Kate Middleton a Reggio Emilia. Da Gianni Rodari, Dario Fo a Zygmunt Bauman: le personalità conquistate dal Reggio Emilia Approach
Sono 149 i Paesi e i territori che fino ad oggi hanno avuto contatti con il modello educativo nato a Reggio Emilia
Reggio Emilia Sono 149 i Paesi e i territori che fino ad oggi hanno avuto contatti con il modello educativo nato a Reggio Emilia. Numeri che riflettono lo spirito e la portata internazionale di un sistema che, per la città, rappresenta un orgoglio e insieme un tratto distintivo. E che riceverà ulteriore consacrazione con la visita di Kate Middleton, principessa del Galles, il 13 e 14 maggio.
Reggio Children, società nata nel marzo 1994, due mesi dopo la morte improvvisa di Loris Malaguzzi, si occupa di diffondere il Reggio Emilia Approach al di là dei confini nazionali attraverso formazione, editoria, atelier, mostre, consulenza e ricerca: il progetto era stato dello stesso pedagogista, e il Comune lo ha portato a compimento con il sostegno di cittadini e amministratori.
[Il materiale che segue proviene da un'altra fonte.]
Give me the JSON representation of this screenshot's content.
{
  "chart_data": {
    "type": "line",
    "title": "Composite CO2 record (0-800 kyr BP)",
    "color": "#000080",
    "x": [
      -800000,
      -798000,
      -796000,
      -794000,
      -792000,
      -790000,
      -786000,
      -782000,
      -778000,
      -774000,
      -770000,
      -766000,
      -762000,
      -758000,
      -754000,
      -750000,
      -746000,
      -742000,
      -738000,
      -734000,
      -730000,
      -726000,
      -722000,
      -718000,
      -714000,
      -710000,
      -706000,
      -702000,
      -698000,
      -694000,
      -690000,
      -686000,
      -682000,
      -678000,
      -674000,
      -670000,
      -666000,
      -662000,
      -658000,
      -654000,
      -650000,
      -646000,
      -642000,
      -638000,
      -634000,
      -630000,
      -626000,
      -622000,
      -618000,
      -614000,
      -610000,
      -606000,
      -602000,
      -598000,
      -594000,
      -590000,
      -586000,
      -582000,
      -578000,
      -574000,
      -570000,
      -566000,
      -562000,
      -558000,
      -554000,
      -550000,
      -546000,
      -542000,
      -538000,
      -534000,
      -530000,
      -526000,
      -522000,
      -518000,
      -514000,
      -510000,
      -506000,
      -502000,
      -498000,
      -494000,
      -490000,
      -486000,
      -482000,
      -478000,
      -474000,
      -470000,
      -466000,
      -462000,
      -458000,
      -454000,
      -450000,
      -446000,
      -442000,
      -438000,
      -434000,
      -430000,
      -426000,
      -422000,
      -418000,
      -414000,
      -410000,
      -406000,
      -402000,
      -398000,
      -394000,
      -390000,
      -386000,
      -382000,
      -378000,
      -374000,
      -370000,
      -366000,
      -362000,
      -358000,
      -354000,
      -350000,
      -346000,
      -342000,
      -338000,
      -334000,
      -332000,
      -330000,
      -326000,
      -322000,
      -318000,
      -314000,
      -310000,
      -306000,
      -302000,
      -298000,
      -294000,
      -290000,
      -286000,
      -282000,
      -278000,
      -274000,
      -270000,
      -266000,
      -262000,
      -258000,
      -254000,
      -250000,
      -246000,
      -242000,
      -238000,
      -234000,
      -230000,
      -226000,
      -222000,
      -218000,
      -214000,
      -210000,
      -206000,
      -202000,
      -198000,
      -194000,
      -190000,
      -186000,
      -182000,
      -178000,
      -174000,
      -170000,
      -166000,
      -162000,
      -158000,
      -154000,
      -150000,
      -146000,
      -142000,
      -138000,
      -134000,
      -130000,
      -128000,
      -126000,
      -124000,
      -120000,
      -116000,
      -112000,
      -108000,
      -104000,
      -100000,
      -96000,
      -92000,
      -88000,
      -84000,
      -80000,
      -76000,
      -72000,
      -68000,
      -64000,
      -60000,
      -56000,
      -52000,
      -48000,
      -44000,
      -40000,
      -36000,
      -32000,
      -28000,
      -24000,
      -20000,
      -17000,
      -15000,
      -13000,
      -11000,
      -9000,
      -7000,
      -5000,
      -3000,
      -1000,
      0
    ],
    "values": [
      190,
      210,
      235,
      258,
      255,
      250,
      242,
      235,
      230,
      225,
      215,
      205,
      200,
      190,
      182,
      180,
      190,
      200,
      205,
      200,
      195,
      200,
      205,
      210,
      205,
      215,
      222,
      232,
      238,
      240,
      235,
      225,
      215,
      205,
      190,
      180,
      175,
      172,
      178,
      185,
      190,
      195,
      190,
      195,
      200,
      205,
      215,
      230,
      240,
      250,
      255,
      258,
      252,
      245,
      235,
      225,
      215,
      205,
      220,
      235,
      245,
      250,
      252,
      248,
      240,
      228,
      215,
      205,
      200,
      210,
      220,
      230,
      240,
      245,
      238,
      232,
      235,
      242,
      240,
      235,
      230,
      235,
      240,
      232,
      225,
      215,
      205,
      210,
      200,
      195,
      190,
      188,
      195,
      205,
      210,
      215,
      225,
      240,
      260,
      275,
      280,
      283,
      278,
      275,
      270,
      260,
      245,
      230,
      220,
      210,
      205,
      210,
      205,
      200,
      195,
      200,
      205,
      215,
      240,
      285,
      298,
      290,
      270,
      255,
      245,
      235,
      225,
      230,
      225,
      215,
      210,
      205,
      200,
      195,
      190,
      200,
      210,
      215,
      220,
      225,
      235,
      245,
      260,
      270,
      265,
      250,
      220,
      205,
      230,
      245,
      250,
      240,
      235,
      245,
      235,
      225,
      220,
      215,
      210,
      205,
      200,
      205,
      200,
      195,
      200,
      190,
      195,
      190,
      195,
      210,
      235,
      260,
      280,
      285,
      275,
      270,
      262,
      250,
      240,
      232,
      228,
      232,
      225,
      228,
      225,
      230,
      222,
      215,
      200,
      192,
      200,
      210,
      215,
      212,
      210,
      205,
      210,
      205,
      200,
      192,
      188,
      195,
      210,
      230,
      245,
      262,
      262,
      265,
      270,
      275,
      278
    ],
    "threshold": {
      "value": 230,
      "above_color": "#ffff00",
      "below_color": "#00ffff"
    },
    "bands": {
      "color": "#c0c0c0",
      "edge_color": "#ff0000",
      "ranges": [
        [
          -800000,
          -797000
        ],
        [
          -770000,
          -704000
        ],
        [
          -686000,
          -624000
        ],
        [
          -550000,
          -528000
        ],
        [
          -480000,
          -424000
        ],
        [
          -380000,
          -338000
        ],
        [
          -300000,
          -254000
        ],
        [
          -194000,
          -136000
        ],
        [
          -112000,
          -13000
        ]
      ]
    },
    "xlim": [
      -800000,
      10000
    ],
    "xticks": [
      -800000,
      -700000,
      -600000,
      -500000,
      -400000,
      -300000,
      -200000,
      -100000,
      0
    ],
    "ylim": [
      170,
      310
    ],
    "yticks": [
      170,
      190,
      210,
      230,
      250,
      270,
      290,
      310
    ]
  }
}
Il manifesto del Reggio Emilia Approach è il Centro Internazionale Loris Malaguzzi, inaugurato nel 2006 negli ex magazzini del formaggio Locatelli, e diventato quel “golfo” immaginato da Loris Malaguzzi in cui arrivano e ripartono tutti coloro che hanno a cuore l’educazione. La vera svolta mediatica risale al 1991. Quell’anno il settimanale americano Newsweek inserisce la Scuola comunale dell’infanzia Diana tra le dieci migliori scuole del mondo, in rappresentanza dell’intero sistema comunale dei nidi e delle scuole dell’infanzia di Reggio Emilia. La notizia coglie di sorpresa le stesse insegnanti, raggiunte fin dalle prime ore del mattino dalle telefonate dei giornalisti.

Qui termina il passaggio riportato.